That was the condition of their lives during the period of the harp. They had left behind the delicious coincidences of her coming in while he was taking a bath, when, despite the arguments
and the poisonous eggplant, and despite his demented sisters and the mother who bore them, he still had enough love to ask her to soap him. She began to do it with the crumbs of love that still remained from Europe, and both allowed themselves to be betrayed by memories, softening without wanting to, desiring each other without saying so, and at last they would die of love on the floor, spattered
with fragrant suds, as they heard the maids talking about them in the laundry room: “If they don’t have more children it’s because they don’t fuck.” From time to time, when they came home from a wild fiesta, the nostalgia crouching behind the door would knock them down with
one blow of its paw, and then there would be a marvelous explosion in which everything was the way it used to be and for
five minutes they were once again the uninhibited lovers of their honeymoon.

But except for those rare occasions, one of them was always more tired than the other when it was time to go to bed. She would dawdle in the bathroom, rolling her cigarettes in perfumed paper, smoking alone, relapsing into her consolatory love as she did when she was young and free in her own house, mistress of her own
body. She always had a headache, or it was too hot, always, or she pretended to be asleep, or she had her period again, her period, always her period. So much so that Dr. Urbino had dared to say in class, only for the relief of unburdening himself without confession, that after ten years of marriage women had their periods as often as three times a week.

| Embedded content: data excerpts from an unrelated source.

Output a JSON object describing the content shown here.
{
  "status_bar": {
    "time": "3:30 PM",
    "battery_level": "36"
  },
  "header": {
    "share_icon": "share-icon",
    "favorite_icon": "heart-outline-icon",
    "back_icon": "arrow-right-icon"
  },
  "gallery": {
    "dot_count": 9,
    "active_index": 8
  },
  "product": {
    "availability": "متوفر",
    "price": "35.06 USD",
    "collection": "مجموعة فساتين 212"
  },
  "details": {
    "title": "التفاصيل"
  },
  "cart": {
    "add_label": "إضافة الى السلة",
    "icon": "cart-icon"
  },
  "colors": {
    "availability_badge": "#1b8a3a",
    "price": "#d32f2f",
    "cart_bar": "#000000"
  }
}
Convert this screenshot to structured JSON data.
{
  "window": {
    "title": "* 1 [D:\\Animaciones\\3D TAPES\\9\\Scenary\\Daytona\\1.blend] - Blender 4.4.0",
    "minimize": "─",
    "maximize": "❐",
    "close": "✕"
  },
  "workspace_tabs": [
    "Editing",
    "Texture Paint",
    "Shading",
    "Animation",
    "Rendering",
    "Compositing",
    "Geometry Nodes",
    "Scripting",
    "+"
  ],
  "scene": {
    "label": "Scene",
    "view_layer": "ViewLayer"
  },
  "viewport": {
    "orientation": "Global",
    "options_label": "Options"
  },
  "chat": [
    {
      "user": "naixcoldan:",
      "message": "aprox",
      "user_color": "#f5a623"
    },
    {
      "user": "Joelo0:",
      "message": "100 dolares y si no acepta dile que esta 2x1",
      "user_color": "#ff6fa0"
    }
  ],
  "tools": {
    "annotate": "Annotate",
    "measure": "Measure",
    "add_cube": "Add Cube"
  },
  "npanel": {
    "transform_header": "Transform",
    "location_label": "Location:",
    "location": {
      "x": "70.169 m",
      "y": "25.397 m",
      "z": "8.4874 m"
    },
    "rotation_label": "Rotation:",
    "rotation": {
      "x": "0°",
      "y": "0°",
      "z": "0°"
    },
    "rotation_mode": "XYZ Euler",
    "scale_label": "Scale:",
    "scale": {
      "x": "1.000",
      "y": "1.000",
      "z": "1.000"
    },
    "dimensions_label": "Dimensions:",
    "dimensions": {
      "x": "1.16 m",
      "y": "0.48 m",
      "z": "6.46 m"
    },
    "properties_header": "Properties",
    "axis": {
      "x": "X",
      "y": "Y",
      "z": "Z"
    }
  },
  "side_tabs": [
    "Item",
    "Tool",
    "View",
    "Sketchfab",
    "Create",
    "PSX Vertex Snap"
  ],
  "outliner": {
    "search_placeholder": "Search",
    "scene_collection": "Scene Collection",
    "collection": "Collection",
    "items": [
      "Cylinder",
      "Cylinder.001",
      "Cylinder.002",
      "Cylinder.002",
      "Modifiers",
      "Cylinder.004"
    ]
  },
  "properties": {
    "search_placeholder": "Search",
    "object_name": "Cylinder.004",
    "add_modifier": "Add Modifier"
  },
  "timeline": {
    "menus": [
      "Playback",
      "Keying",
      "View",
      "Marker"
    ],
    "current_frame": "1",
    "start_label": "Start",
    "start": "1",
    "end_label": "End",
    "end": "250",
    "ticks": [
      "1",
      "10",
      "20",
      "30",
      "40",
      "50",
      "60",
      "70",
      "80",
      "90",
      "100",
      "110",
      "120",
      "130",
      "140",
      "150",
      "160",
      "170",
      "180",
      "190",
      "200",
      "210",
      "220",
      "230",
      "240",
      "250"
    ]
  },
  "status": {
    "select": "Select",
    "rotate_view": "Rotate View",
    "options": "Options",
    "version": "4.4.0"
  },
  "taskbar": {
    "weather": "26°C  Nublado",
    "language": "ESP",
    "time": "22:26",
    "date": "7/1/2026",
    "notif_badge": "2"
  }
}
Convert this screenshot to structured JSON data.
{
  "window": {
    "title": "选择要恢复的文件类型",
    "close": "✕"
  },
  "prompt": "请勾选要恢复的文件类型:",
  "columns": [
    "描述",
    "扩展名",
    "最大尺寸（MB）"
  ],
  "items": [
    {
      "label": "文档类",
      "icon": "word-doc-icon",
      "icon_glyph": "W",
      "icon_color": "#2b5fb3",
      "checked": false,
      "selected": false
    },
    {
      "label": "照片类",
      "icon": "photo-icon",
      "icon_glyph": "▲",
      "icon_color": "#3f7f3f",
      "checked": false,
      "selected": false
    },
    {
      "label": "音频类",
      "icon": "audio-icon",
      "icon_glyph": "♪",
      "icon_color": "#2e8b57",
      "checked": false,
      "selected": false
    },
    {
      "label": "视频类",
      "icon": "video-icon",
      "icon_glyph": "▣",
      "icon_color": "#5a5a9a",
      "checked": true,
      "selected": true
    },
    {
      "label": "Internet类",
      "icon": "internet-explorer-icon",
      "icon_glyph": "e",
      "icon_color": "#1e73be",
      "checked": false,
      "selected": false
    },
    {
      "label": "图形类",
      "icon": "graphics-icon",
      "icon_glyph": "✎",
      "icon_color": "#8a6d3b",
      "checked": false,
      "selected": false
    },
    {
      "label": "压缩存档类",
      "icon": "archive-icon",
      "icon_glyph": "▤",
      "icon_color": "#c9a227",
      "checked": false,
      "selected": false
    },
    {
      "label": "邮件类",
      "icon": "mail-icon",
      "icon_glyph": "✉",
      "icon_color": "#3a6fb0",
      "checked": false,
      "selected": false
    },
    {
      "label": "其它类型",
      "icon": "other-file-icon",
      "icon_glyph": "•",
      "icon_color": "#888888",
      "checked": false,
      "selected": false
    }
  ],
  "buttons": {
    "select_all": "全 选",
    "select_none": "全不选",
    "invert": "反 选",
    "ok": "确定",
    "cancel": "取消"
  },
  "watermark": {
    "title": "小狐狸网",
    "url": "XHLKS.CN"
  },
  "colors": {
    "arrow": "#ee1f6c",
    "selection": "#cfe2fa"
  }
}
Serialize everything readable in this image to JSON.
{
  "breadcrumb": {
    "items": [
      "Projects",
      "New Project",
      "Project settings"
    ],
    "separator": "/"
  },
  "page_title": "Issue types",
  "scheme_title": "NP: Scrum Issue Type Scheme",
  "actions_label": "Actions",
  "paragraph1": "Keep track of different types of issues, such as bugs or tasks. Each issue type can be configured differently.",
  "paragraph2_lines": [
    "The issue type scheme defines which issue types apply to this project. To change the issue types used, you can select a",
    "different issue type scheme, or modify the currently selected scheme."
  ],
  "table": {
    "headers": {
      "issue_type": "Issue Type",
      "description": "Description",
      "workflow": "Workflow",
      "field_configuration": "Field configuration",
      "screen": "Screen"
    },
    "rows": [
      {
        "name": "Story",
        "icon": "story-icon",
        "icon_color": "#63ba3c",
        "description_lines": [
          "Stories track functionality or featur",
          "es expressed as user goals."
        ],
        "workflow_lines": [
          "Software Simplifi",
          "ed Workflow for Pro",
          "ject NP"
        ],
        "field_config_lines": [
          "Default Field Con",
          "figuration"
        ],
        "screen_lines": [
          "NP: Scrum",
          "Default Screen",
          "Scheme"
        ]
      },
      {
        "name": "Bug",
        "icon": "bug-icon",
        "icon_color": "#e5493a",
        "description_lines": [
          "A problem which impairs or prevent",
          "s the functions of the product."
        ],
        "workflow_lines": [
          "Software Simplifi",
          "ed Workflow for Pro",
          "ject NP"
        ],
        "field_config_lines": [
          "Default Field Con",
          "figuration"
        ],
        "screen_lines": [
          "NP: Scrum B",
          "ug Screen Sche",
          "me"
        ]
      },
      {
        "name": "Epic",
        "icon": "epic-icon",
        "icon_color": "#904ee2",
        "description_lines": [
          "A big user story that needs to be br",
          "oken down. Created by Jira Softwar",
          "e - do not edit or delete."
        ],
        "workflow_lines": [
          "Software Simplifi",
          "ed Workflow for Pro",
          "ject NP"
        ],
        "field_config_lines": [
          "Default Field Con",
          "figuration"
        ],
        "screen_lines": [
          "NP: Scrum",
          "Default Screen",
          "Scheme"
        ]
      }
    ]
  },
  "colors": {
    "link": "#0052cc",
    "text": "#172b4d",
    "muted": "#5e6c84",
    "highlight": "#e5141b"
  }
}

Misfortune piled on misfortune, and in
the worst of those years Fermina Daza had to face what was bound to come sooner or later: the truth of her father’s fabulous and always mysterious dealings. The Governor of the Province made an appointment with Juvenal Urbino in his office to bring him up to date on the excesses of his father-in-law, which he summed up in a single sentence: “There is no law, human or divine, that this man has not
ignored.” Some of his most serious schemes had been carried out in the shadow of his son-in-law’s prestige, and it would have been difficult to believe that he and his wife knew nothing about them. Realizing that the only reputation to protect was his own, because it was the only one still standing, Dr. Juvenal Urbino intervened with all the weight of his prestige, and he succeeded in covering up
the scandal with his word of honor. So that Lorenzo Daza left the country on the first boat, never to return. He went back to his native country as if it were one of those little trips one takes from time to time to ward off nostalgia, and at the bottom of that appearance there was some truth: for a long time he had boarded ships from his country just to drink a glass of water from the cisterns filled
with the rains of the village where he was born. He left without having his arm twisted, protesting his innocence, and still trying to convince his son-in-law that he had been the victim of a political conspiracy. He left crying for his girl, as he had called Fermina Daza since her marriage, crying for his grandson, for the land in which he had become rich and free and where, on the basis of
his shady dealings, he had won the power to turn his daughter into
an exquisite lady. He left old and sick, but still he lived much longer than any of his victims might have desired. Fermina Daza could not repress a sigh of relief when she received the news of his death, and in order to avoid questions she did not wear mourning, but for several months she wept with mute fury without knowing why
when she locked herself in the bathroom to smoke, and it was because she was crying for him.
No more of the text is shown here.